Mengabaikan ketidak cocokannya dengan tempat itu, [Name] mengiyakan dengan penuh antusias.

Pukul sepuluh harusnya mereka bertemu di stasiun. Tapi jelita sudah menunggu satu jam lebih awal.

Secara sadar, [Name] melakukan itu. Tapi akhirnya menyesal. Terlalu berantusias membuatnya terlihat bodoh.

Gadis itu memandangi sekitar. Lalu lalang manusia tampak berbunga. Berbeda dengan hari-hari biasa. Mungkin karena hari minggu memang diciptakan untuk suka setelah penat bekerja.

Banyak pasangan melewati dirinya. Minggu harinya berkencan. Eh tunggu, kencan. Jangan-jangan apa yang akan dia dan Tsukishima lakukan juga bisa disebut kencan.

Ah gawat, wajah [Name] terasa panas.

"Hey, kau ini bodoh ya. Kita bertemu jam 10. Kenapa jam segini sudah datang."

Jelita menoleh ke sumber suara. Tsukishima menyapa dengan wajah menyebalkan.

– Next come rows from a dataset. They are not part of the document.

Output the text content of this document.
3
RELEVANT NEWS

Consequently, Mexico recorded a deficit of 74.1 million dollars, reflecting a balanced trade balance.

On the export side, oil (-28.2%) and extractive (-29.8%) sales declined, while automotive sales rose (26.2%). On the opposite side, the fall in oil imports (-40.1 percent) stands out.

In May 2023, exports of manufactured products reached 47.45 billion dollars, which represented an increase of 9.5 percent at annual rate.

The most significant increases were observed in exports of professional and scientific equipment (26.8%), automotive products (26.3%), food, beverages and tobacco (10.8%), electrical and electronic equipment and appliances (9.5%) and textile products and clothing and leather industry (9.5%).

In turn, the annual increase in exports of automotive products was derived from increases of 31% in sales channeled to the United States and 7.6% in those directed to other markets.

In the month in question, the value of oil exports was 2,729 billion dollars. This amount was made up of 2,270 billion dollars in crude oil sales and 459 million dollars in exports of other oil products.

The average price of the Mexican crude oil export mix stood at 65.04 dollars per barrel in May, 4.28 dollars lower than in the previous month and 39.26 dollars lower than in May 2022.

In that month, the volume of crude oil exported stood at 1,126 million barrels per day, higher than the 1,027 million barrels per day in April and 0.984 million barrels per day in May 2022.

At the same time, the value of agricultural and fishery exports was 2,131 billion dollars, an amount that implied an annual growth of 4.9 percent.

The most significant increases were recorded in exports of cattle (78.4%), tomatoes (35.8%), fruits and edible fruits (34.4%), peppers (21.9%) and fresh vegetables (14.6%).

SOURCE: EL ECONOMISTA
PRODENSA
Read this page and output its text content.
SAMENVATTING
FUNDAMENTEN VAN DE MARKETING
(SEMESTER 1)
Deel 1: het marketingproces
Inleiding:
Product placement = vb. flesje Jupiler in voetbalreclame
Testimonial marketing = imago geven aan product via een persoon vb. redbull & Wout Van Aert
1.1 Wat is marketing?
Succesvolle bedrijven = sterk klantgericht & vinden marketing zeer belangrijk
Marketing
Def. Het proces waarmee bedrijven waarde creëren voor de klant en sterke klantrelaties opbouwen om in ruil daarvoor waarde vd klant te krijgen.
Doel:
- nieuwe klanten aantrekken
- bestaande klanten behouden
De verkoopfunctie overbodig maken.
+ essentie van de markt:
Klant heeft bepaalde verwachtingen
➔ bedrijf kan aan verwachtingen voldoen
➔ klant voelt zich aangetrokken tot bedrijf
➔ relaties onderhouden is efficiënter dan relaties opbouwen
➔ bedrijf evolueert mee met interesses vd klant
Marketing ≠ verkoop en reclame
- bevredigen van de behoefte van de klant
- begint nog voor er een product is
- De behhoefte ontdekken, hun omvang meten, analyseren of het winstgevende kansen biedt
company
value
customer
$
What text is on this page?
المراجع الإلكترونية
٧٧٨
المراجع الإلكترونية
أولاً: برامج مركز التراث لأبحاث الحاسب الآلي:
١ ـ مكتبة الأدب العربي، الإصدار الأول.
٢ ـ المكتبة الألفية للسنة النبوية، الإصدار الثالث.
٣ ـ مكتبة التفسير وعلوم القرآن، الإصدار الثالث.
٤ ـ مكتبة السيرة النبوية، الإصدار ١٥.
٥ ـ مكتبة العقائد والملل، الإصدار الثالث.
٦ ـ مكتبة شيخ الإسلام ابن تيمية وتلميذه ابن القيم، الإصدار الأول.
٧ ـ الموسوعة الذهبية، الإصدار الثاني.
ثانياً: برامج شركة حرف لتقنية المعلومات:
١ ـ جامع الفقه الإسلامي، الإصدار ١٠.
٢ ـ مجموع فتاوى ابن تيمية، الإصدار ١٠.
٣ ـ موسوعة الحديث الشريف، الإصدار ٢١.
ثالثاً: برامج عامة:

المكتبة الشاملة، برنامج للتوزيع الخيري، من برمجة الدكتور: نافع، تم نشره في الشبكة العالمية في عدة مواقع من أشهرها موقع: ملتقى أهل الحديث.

Tertulis jelas masih ada waktu tiga puluh menit sebelum jam 10.

"Kau sendiri kenapa datang lebih awal." jelita mencondongkan sedikit tubuhnya. "Oho... Kau tidak sabar bertemu denganku."

Berdecak kemudian memalingkan wajah, ia lalu berkata, "berisik."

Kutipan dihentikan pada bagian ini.